Bade appeared on “Inside Politics” and was asked by host John King if Democrats in the Senate who want President Joe Biden to “go big and go bold” would be willing to give him “a little bit of grace” to work with Republicans on legislation, specifically a coronavirus relief package. (RELATED: Biden Chief Of Staff Dodges Question On Whether Administration Would Consider Tabling Minimum Wage Increase)
“Clearly this tension is already sort of bubbling toward the surface, right. You have Democrats who want to move quickly and who are sort of rolling their eyes privately at President Biden when he talks about bipartisanship,” Bade responded. “Clearly there is a divide here. I mean, the interesting thing, I think, to watch will be it’s not just Republicans who have expressed concern about this $2 trillion package. Over the weekend there were a couple of Democrats who also expressed concern with the price tag.”
Biden announced his $1.9 trillion coronavirus relief plan on Jan. 14, which includes $2,000 direct payments to Americans as well as an extension to enhanced unemployment benefits.
Also included is an increase in the federal minimum wage to $15 an hour, which has been a major Democratic policy point objective. Many Republicans have expressed their concerns over the cost of the bill, as well as some of the smaller policy points like the minimum wage increase.
Bade then pointed out that Democrats could have their own “internal problems” if they try to move forward on a partisan basis. West Virginia Democratic Sen. Joe Manchin and Maine Independent Sen. Angus King have both expressed concern over certain parts of the bill.

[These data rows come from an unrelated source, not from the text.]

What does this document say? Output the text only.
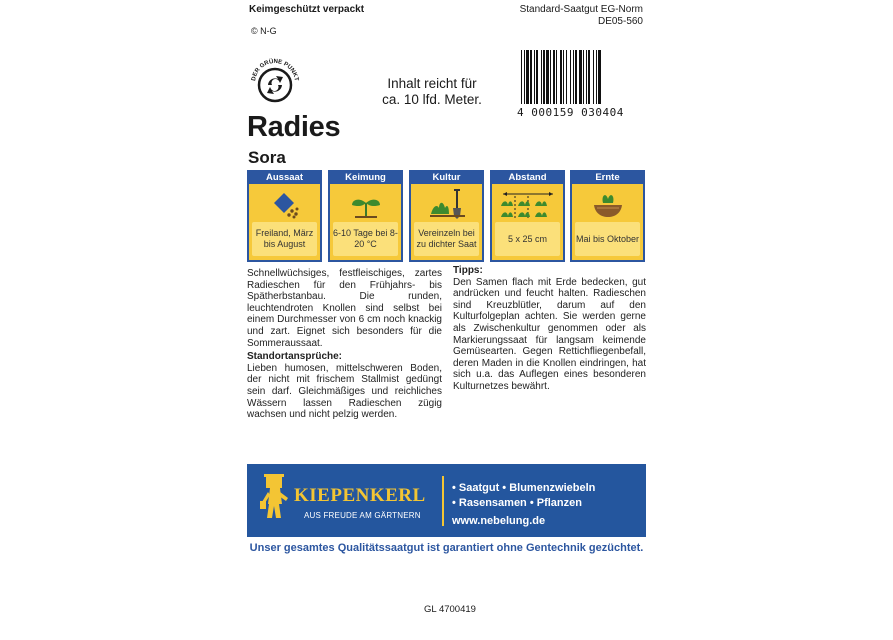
Keimgeschützt verpackt
© N-G
Standard-Saatgut EG-Norm
DE05-560
DER GRÜNE PUNKT	Inhalt reicht für
ca. 10 lfd. Meter.
4 000159 030404
Radies
Sora
Aussaat
Freiland, März bis August
Keimung
6-10 Tage bei 8-20 °C
Kultur
Vereinzeln bei zu dichter Saat
Abstand
5 x 25 cm
Ernte
Mai bis Oktober
Schnellwüchsiges, festfleischiges, zartes Radieschen für den Frühjahrs- bis Spätherbstanbau. Die runden, leuchtendroten Knollen sind selbst bei einem Durchmesser von 6 cm noch knackig und zart. Eignet sich besonders für die Sommeraussaat.
Standortansprüche:
Lieben humosen, mittelschweren Boden, der nicht mit frischem Stallmist gedüngt sein darf. Gleichmäßiges und reichliches Wässern lassen Radieschen zügig wachsen und nicht pelzig werden.
Tipps:
Den Samen flach mit Erde bedecken, gut andrücken und feucht halten. Radieschen sind Kreuzblütler, darum auf den Kulturfolgeplan achten. Sie werden gerne als Zwischenkultur genommen oder als Markierungssaat für langsam keimende Gemüsearten. Gegen Rettichfliegenbefall, deren Maden in die Knollen eindringen, hat sich u.a. das Auflegen eines besonderen Kulturnetzes bewährt.
KIEPENKERL
AUS FREUDE AM GÄRTNERN
• Saatgut • Blumenzwiebeln
• Rasensamen • Pflanzen
www.nebelung.de
Unser gesamtes Qualitätssaatgut ist garantiert ohne Gentechnik gezüchtet.
GL 4700419
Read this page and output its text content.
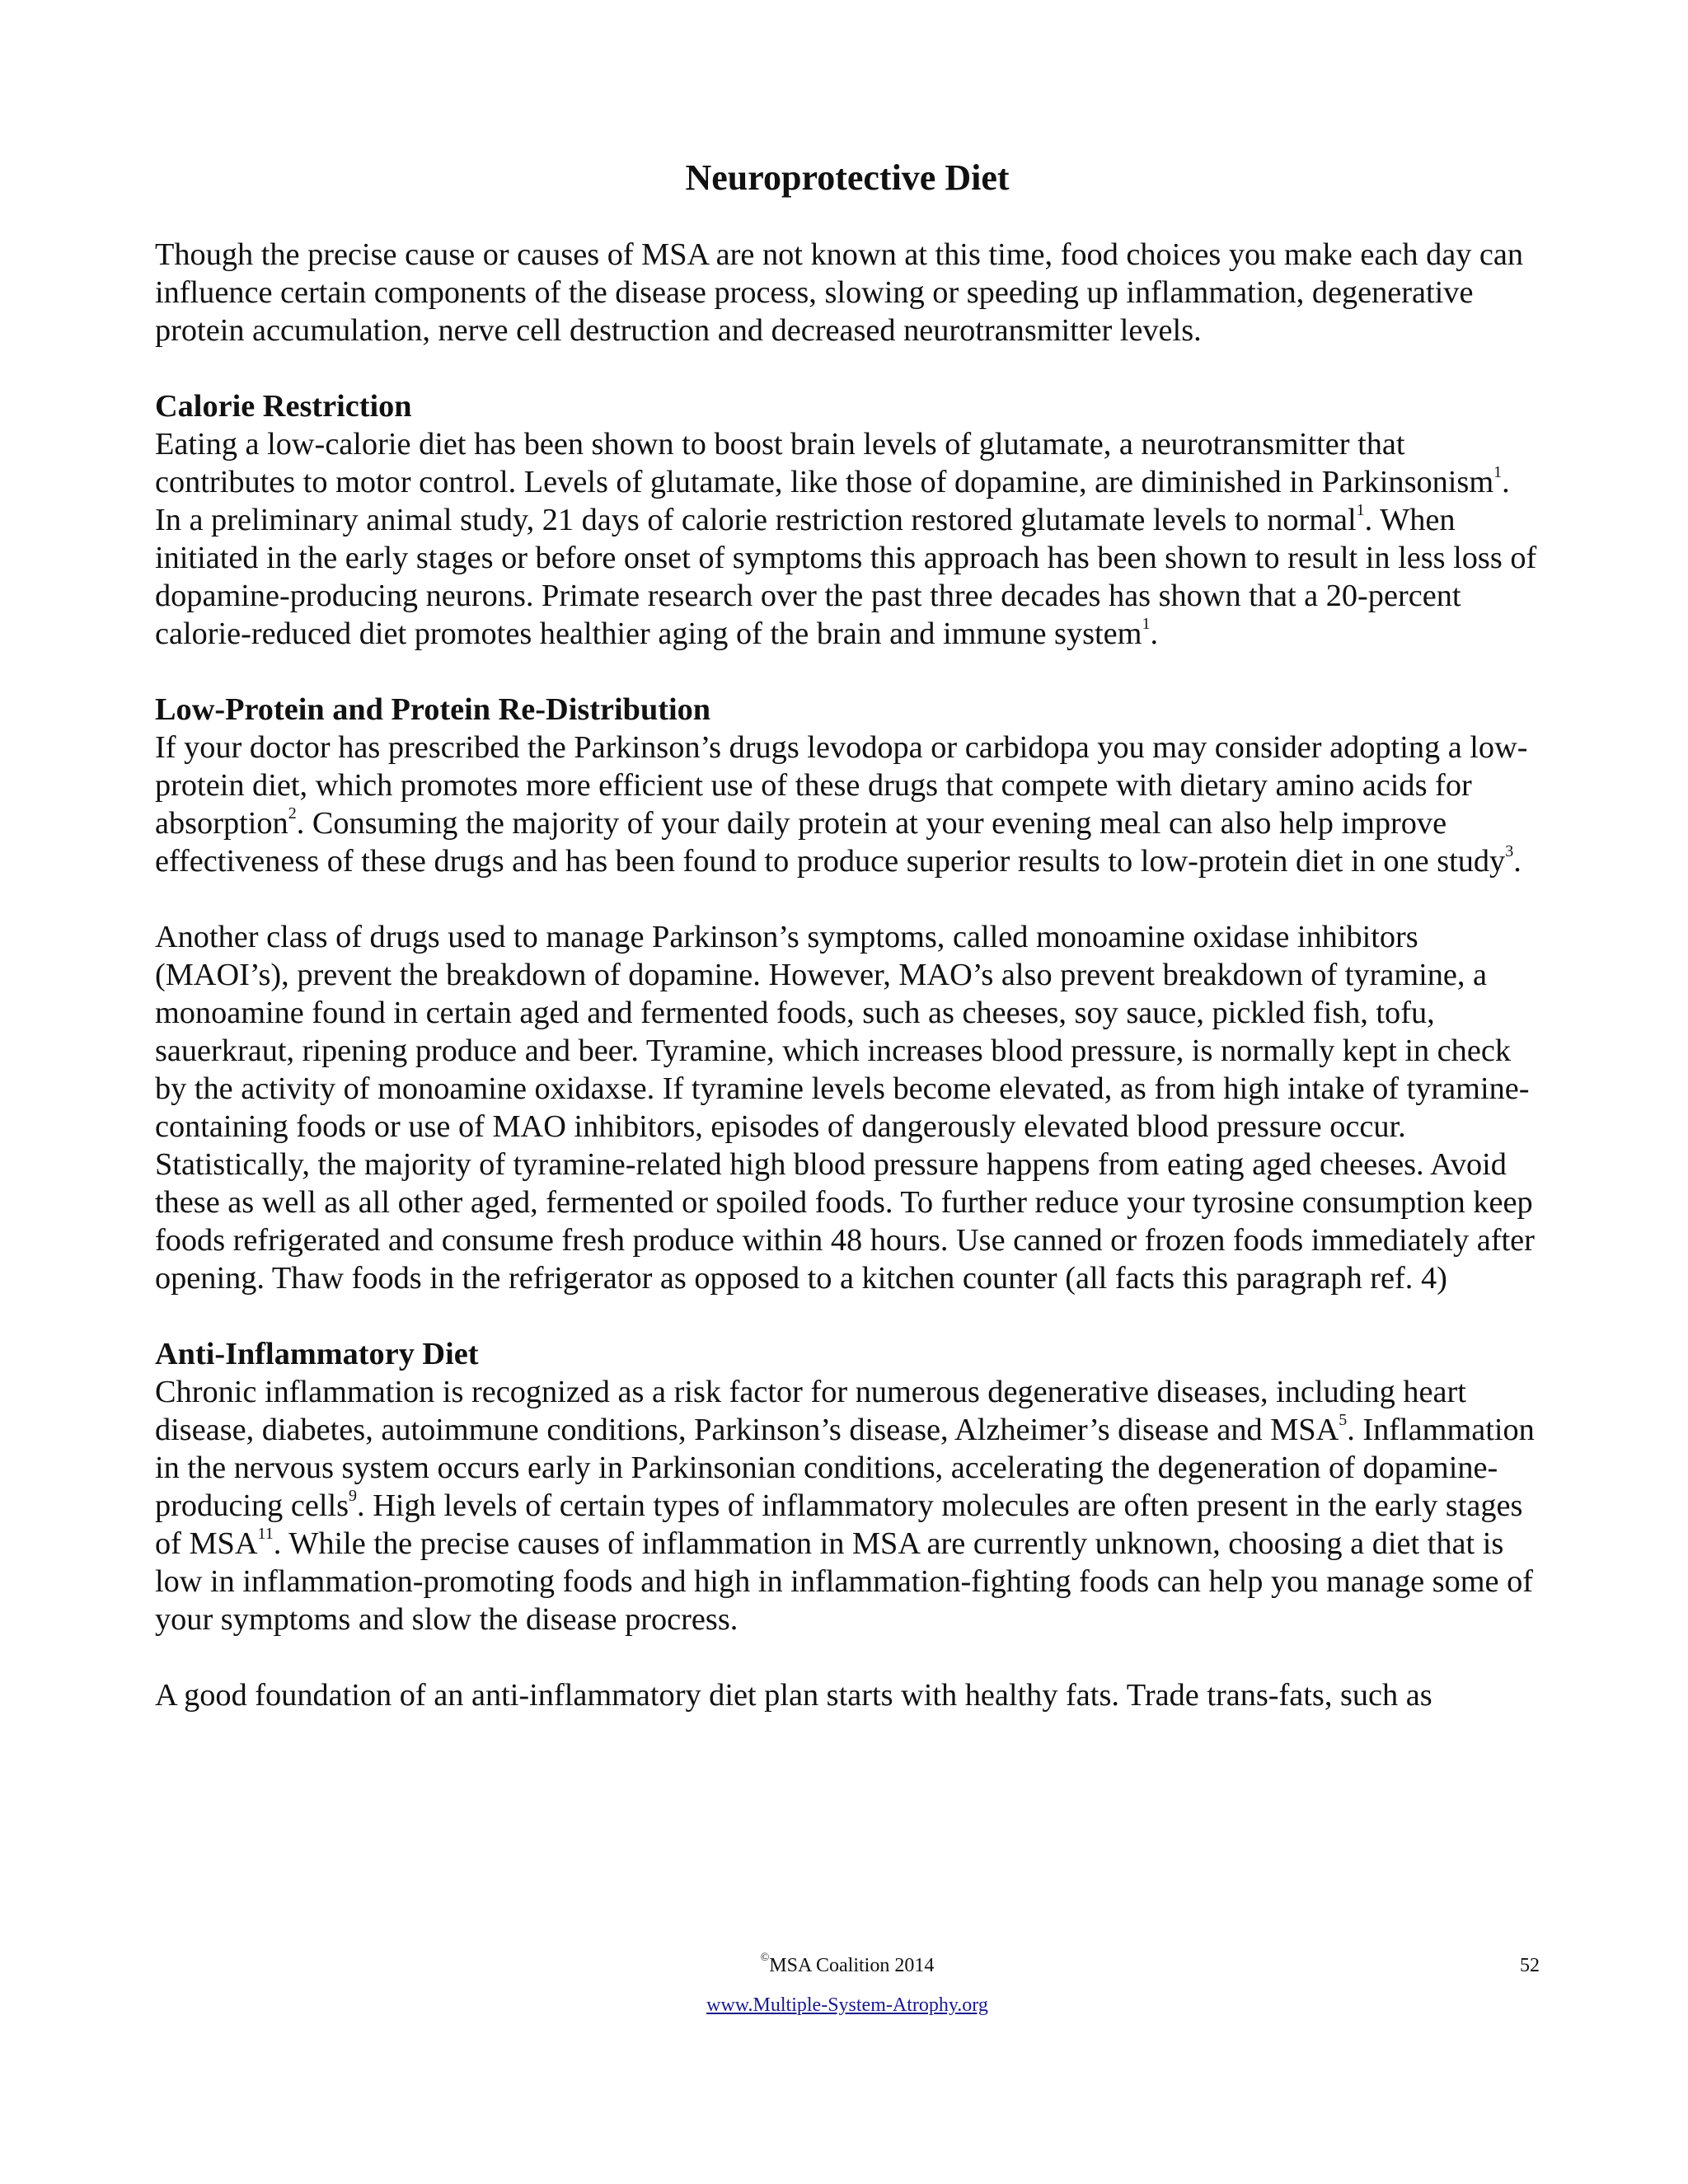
Neuroprotective Diet

Though the precise cause or causes of MSA are not known at this time, food choices you make each day can influence certain components of the disease process, slowing or speeding up inflammation, degenerative protein accumulation, nerve cell destruction and decreased neurotransmitter levels.

Calorie Restriction
Eating a low-calorie diet has been shown to boost brain levels of glutamate, a neurotransmitter that contributes to motor control. Levels of glutamate, like those of dopamine, are diminished in Parkinsonism$^1$. In a preliminary animal study, 21 days of calorie restriction restored glutamate levels to normal$^1$. When initiated in the early stages or before onset of symptoms this approach has been shown to result in less loss of dopamine-producing neurons. Primate research over the past three decades has shown that a 20-percent calorie-reduced diet promotes healthier aging of the brain and immune system$^1$.

Low-Protein and Protein Re-Distribution
If your doctor has prescribed the Parkinson’s drugs levodopa or carbidopa you may consider adopting a low-protein diet, which promotes more efficient use of these drugs that compete with dietary amino acids for absorption$^2$. Consuming the majority of your daily protein at your evening meal can also help improve effectiveness of these drugs and has been found to produce superior results to low-protein diet in one study$^3$.

Another class of drugs used to manage Parkinson’s symptoms, called monoamine oxidase inhibitors (MAOI’s), prevent the breakdown of dopamine. However, MAO’s also prevent breakdown of tyramine, a monoamine found in certain aged and fermented foods, such as cheeses, soy sauce, pickled fish, tofu, sauerkraut, ripening produce and beer. Tyramine, which increases blood pressure, is normally kept in check by the activity of monoamine oxidaxse. If tyramine levels become elevated, as from high intake of tyramine-containing foods or use of MAO inhibitors, episodes of dangerously elevated blood pressure occur. Statistically, the majority of tyramine-related high blood pressure happens from eating aged cheeses. Avoid these as well as all other aged, fermented or spoiled foods. To further reduce your tyrosine consumption keep foods refrigerated and consume fresh produce within 48 hours. Use canned or frozen foods immediately after opening. Thaw foods in the refrigerator as opposed to a kitchen counter (all facts this paragraph ref. 4)

Anti-Inflammatory Diet
Chronic inflammation is recognized as a risk factor for numerous degenerative diseases, including heart disease, diabetes, autoimmune conditions, Parkinson’s disease, Alzheimer’s disease and MSA$^5$. Inflammation in the nervous system occurs early in Parkinsonian conditions, accelerating the degeneration of dopamine-producing cells$^9$. High levels of certain types of inflammatory molecules are often present in the early stages of MSA$^{11}$. While the precise causes of inflammation in MSA are currently unknown, choosing a diet that is low in inflammation-promoting foods and high in inflammation-fighting foods can help you manage some of your symptoms and slow the disease procress.

A good foundation of an anti-inflammatory diet plan starts with healthy fats. Trade trans-fats, such as

©MSA Coalition 2014	52
www.Multiple-System-Atrophy.org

“Perhaps that’s why Biden is trying to see can they do maybe a smaller package that’s more bipartisan, that can move together, because if they just say ‘forget the Republicans, we’re going to do this on a Democratic basis,’ they are still going to have some internal negotiating to do on things like increasing minimum wage, how big are the checks going to be. And it’s going be a lot of debate internally with Democrats,” Bade concluded.